If it seems fashionable to post about
PulseAudio experiences, I'll refrain from spouting my own mishaps and instead focus on fixing and maintaining the audio stack in Ubuntu (a rather thankless job in any Linux distribution).
Firstly, people claim that PulseAudio brings a lot of fail to the Linux desktop environment. As with many maturing architectures, there are massive growing pains.
David F is not the first to note that Jaunty's packages have thrown many desktop users for a loop. It should come as no surprise that there is more breakage on the horizon, and in fact, I
documented it twice to, well, near silence on the
ubuntu-devel-discuss mailing list. Much more importantly, however,
PulseAudio has been instrumental in exposing numerous alsa-kernel (which in Ubuntu
affects the linux source package, not the alsa-driver source package)

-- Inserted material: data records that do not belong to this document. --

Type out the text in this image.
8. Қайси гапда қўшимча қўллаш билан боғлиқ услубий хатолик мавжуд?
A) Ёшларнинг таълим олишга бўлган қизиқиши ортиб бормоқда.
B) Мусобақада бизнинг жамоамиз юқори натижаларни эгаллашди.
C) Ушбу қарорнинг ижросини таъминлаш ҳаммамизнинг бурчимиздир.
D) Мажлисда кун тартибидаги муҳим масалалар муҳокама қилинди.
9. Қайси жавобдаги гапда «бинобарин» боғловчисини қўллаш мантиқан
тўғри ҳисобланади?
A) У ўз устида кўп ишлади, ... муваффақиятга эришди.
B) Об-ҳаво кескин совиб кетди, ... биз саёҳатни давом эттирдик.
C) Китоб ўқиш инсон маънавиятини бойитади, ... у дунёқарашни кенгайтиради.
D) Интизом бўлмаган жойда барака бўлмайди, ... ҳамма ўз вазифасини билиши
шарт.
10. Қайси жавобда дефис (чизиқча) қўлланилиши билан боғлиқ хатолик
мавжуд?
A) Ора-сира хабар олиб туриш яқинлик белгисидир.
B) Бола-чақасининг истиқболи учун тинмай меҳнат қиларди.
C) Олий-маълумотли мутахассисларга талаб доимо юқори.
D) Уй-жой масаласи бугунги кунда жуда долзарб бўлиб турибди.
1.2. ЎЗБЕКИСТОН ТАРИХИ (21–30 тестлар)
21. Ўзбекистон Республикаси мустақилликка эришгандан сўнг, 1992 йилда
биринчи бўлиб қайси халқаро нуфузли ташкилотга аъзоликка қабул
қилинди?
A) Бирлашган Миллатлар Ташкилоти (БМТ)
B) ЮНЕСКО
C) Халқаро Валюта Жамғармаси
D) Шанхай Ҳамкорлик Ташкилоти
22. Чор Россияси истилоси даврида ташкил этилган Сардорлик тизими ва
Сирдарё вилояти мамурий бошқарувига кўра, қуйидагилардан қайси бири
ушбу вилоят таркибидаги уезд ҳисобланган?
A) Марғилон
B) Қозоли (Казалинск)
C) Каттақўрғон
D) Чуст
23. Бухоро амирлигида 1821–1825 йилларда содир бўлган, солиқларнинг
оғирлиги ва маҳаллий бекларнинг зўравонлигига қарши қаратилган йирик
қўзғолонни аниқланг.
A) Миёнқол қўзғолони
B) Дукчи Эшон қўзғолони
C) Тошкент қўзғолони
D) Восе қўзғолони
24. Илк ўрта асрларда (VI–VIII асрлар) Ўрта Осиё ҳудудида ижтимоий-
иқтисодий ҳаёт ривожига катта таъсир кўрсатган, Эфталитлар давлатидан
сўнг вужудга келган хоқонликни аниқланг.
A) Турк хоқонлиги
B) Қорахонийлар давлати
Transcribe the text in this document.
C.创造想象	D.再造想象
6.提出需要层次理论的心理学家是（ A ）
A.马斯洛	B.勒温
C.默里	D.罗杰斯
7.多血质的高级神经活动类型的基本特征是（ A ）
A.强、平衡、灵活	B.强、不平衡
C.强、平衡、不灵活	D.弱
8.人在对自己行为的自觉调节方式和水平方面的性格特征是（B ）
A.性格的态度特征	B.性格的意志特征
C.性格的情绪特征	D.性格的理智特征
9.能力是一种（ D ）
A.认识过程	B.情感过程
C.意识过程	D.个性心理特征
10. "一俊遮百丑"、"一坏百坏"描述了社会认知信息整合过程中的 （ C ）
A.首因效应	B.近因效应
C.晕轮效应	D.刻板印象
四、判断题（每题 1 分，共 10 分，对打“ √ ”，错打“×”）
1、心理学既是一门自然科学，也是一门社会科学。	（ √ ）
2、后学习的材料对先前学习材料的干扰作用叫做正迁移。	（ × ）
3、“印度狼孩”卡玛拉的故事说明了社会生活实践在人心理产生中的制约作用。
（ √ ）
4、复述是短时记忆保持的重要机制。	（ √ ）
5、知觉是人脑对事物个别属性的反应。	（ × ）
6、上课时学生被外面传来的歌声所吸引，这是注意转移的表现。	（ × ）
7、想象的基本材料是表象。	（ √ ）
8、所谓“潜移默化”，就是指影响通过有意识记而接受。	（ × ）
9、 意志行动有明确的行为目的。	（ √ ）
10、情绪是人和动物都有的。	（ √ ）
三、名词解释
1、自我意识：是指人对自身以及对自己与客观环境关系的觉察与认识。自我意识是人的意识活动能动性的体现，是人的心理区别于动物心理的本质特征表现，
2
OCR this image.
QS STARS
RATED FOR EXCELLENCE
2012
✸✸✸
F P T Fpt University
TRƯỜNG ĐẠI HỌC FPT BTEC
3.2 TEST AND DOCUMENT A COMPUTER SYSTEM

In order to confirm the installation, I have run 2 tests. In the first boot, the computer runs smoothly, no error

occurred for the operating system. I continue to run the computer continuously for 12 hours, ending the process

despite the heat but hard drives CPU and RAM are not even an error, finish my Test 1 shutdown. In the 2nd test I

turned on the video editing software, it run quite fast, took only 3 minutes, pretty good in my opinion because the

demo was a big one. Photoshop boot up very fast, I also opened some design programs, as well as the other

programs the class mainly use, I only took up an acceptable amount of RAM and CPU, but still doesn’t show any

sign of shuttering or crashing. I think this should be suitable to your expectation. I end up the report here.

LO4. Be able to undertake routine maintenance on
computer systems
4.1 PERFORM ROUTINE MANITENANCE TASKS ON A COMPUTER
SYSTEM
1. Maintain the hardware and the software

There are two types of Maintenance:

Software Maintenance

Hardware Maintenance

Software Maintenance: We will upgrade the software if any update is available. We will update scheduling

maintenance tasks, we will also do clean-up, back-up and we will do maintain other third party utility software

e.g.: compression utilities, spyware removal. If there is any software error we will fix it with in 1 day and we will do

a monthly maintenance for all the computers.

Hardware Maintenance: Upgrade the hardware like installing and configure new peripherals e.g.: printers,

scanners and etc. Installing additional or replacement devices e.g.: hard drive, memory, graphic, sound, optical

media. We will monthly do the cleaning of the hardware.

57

and alsa-lib bugs. We all owe Takashi, Jaroslav, Lennart, and myriad others a round of $beverage for making things bearable^Waudible.
I'll take this opportunity to state
again [OpenOffice.org Impress file] (as during my 2008
Ohio LinuxFest presentation) that Linux audio can be hairy, and if it has worked for us directly via
ALSA,
OSS (including v4.x), etc., we should be pleased but mindful that there is always room for improvement.
Secondly, Jaunty is in development. While it is reasonable to expect that filesystem-munching bugs don't hit us daily, it is also reasonable to expect that running a development branch brings experimental configurations that could munch our filesystems. The PulseAudio configuration currently in Jaunty was delivered precisely to trigger alsa-kernel and alsa-lib bugs so that they can be fixed. Surely we don't want another instance of Hardy's PulseAudio configuration to bite us!
Finally, it is much more productive to Ubuntu developers and maintainers for the Jaunty testing community to
file bugs. In the case of Jaunty's PulseAudio, there
already exists one "master" bug tracking the most common complaints of:
- my sound is inaudible on GNOME session login
- my sound disappears randomly while using GNOME
- music and/or video applications seem to hang or crash while using GNOME
Rest assured that we are working diligently to resolve the bug (which affects linux, alsa-lib, and pulseaudio).